– Конечно, верю.
И спрыгнула с каната. Охваченный ужасом, канатоходец последовал за ней в ее медленном падении, но она растворилась в лунном свете задолго до того, как удариться о воду…»
Булыжник пролетел всего в паре сантиметров от госпожи Хохлатки.
– Я все еще голоден! – завопил образина в измазанной золой мешковине.
К туловищу любимого главнокомандующего прислонили лестницу. Толпа не на жизнь, а на смерть боролась за то, чтобы влезть наверх.
– Подождите, подождите, сейчас вы будете смеяться, только дайте мне прочитать вам вот это.– Госпожа Хохлатка захлопала крыльями, потеряла место, откуда собиралась читать, и открыла книгу на девятой странице.– Боже! Боже! Почему ты меня оставил?
Полуденное солнце сначала сделалось коричневым, потом посерело, побледнело и наконец побагровело.
Толпа замолкла – потом занервничала – и впала в истерику.
– Фантомы! – закричали все, как один.– Все в бомбоубежища!
Мужчины, женщины и дети исчезали, проскальзывая в щели, трещины и штольни, пока госпожа Хохлатка не осталась наедине с любимым главнокомандующим и телом чернокожего обитателя рыночной площади, чей череп оказался пробит брошенным в госпожу Хохлатку булыжником.
– Слава тебе, Господи,– выдохнула госпожа Хохлатка.
– Какой потрясающе энергичный народ! – заметил Бог, зависая рядом на своей доске для серфинга.– Мэм.
– Бог?
– Вы меня звали, не правда ли?
– Я вас звала?
– Это место уже не то, что раньше, мэм. Не подбросить ли вас куда-нибудь еще?
Госпожа Хохлатка с облегчением закудахтала:
– О, Бог! Вы прибыли как раз вовремя! Они здесь просто каннибалы, просто каннибалы! Если это не слишком дерзко с моей стороны, я была бы очень благодарна, если бы вы отнесли меня обратно к нашему почтенному дилижансу.

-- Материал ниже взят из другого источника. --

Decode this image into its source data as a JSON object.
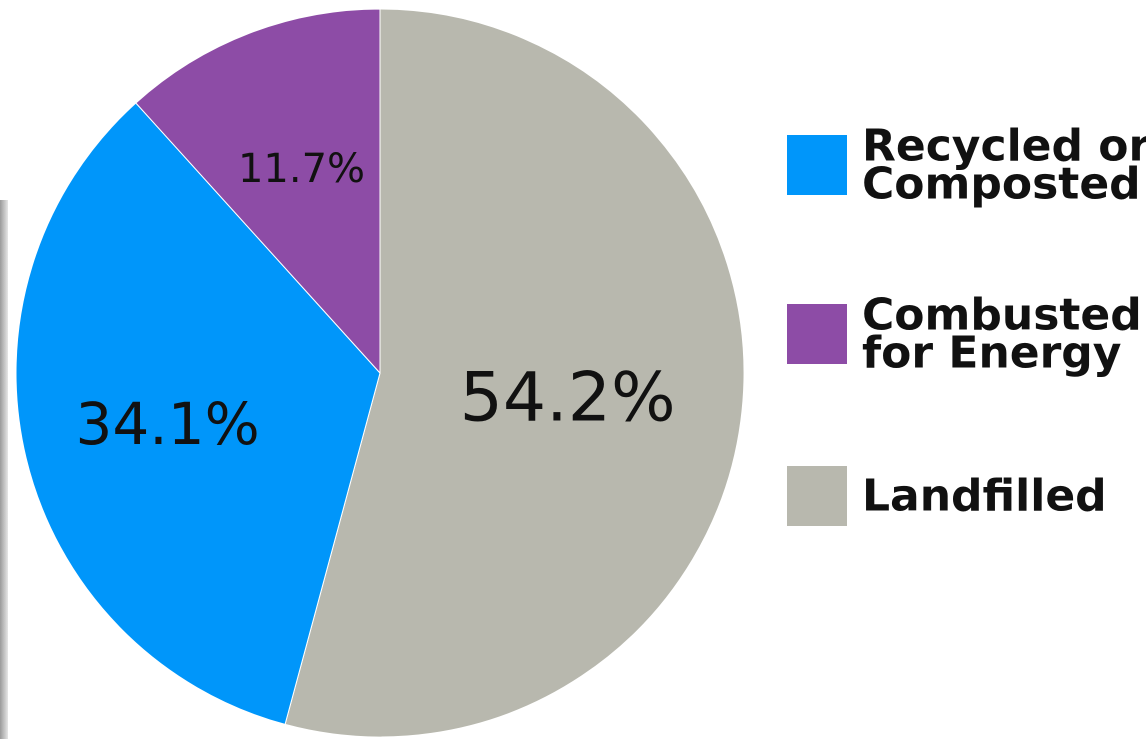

– Залезайте на борт, мэм.– Бог придвинул доску для серфинга вплотную к висячим усам любимого главнокомандующего.– И держитесь крепче!
Госпожа Хохлатка потуже затянула шаль и стала смотреть, как голодный город уносится вдаль. Почему люди не ценят того, что так прекрасно и приносит такую пользу? Почему они разрушают то, в чем больше всего нуждаются? Госпожа Хохлатка не понимала людей. Она их в самом деле не понимала.
***
Снова усевшись на ступеньку веранды, я закуриваю еще одну сигарету. Что-то эта пачка «Мальборо» тяжеловата. Заглядываю внутрь. Платиновая зажигалка Юдзу Даймона. Сбоку надпись на английском, и я беру словарь, чтобы выяснить, что она означает: «Генералу Макартуру по случаю семьдесят первого дня рождения, январь 1951, от Комитета по репатриации граждан Айти – горячо просим помочь нашим братьям, захваченным СССР». Так, значит, эта зажигалка и в самом деле настоящая реликвия! Она наверняка стоит… сколько? Много. Слишком много. Я иду через дом обратно и выглядываю за дверь, но Даймона уже нет. Гул спортивной машины – может, его, может, нет – сливается с обычным дневным шумом. Это больше, чем мизинец. Я смотрю на нее, и мне становится грустно. Интересно, много ли граждан Айти увидели родные берега?
***
Паутина королевы Эрихниды
Питекантроп выглянул из гамака под днищем. Почтенный дилижанс совершал свое тряское ночное путешествие. Белые полосы и огоньки отражателей вспыхивали в несущейся навстречу непроглядной тьме, как лосось в реке гиперпространства. Питекантроп любил убаюкивающее покачивание гамака, когда дилижанс заносило на поворотах, и встречный ветер, что трепал ему волосы. Пегий кролик, завороженный светом фар, вжался в дорогу и, ничуть не пострадав, проскочил между колесами, едва не столкнувшись нос к носу с Питекантропом.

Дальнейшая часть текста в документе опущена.